The DNA analysis, to be conducted by the University of Connecticut, is anticipated to uncover information about the three individuals' skin tone, eye color and even their propensity for certain diseases. The analysis of the bones, to be performed at the College of William & Mary's Institute for Historical Biology, is expected to show how old these individuals were when they died as well as their place of origin, sex, quality of life and more.

Members of the church's descendant community eventually hope to submit their DNA to assess biological kinship to those buried at the church. At the conclusion of the project, the remains will be reinterred.

Gary said he expects this phase of the excavation project to take about a year, between the actual act of excavating the graves as well as analyzing and reinterring them. He said Colonial Williamsburg also hopes to reconstruct the church with historically accurate dimensions and furnishings to replicate how the church looked in the colonial era by 2026, the 250th anniversary of the church.

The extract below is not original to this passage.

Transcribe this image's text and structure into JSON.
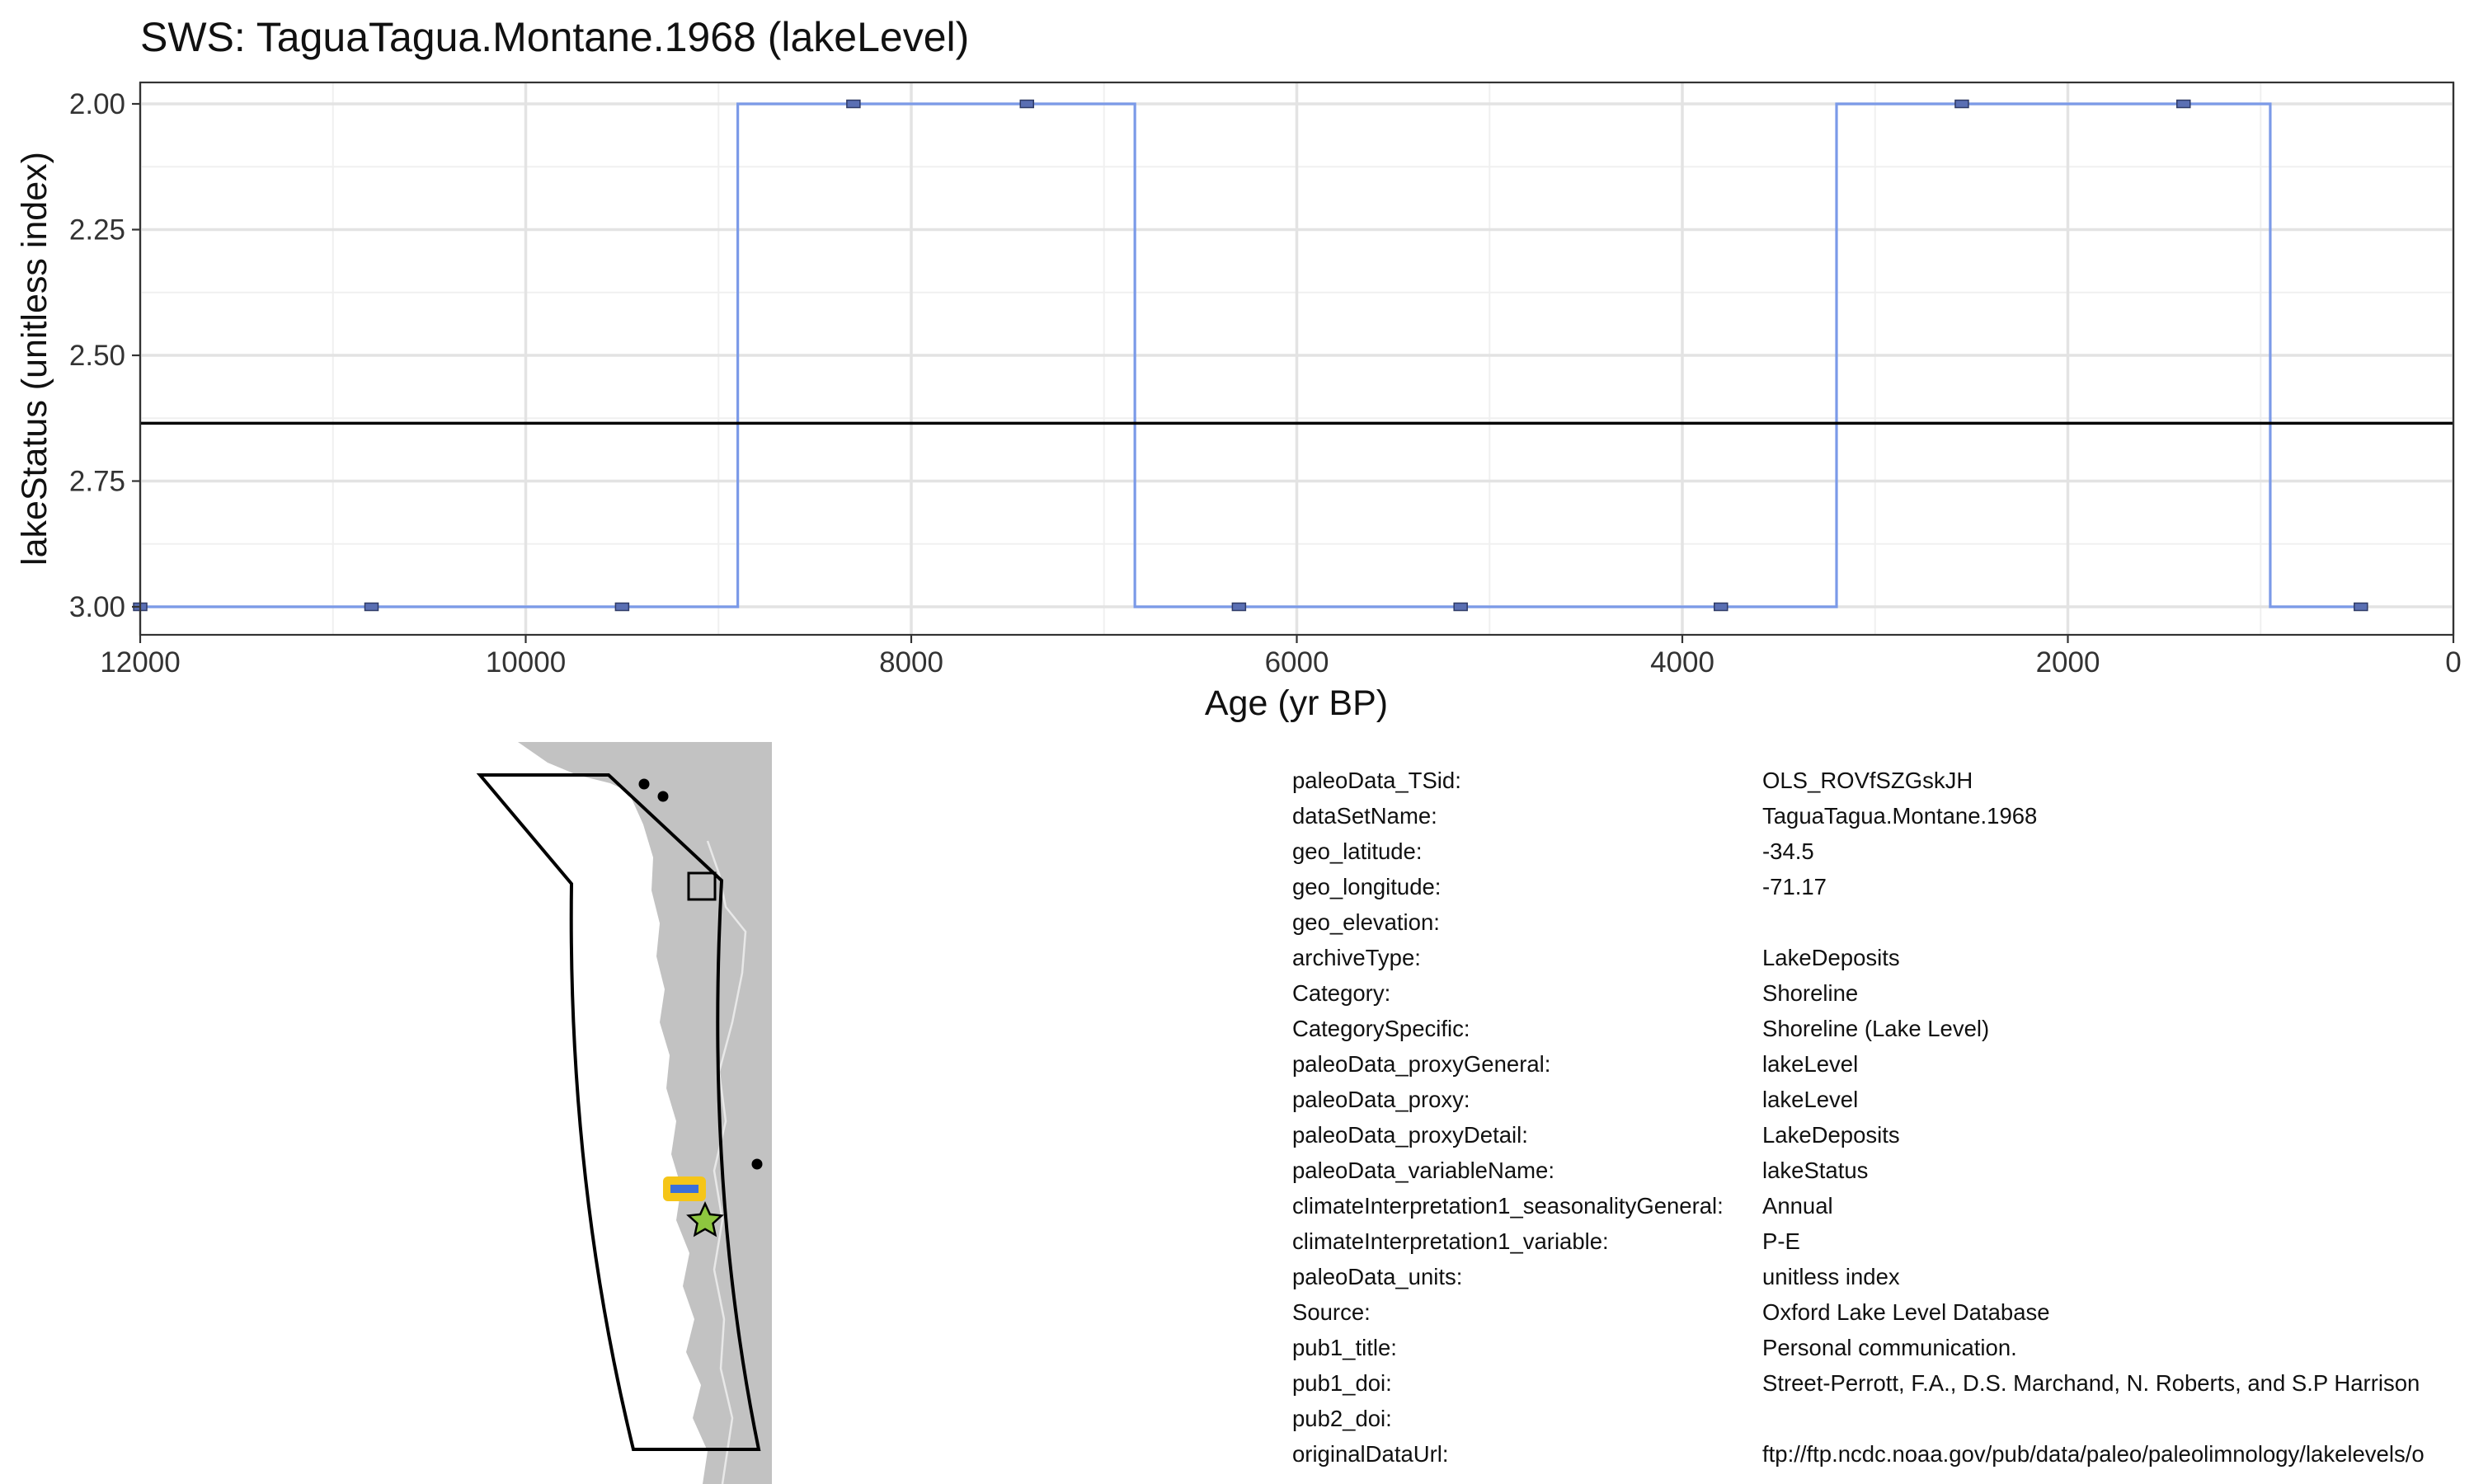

"We're going to put it back exactly where it was," Gary said. "It'll be sitting in its exact footprint, as it was the day the congregation built itin the early 1800s."

Gary also said the input of the descendant community will be at the center of how Colonial Williamsburg proceeds with the project, including how to commemorate the site on a long-term basis and how they would like to see the remains reinterred.

Harshaw said she hopes the project signals the importance of telling complete and accurate histories that reflect a diverse set of experiences.

"We are really hoping that we will be an example for the nation," Harshaw said. "If we can do it in the Commonwealth of Virginia, where you can drive up down I-95 on any given day and see Confederate flags, we are hoping that the rest of the nation will look to see what we're doing and say 'you know what, we probably need to do something about the fact that this place looked very different, or there's a very different and more important and significant story,' because the bottom line is this: We have a shared history."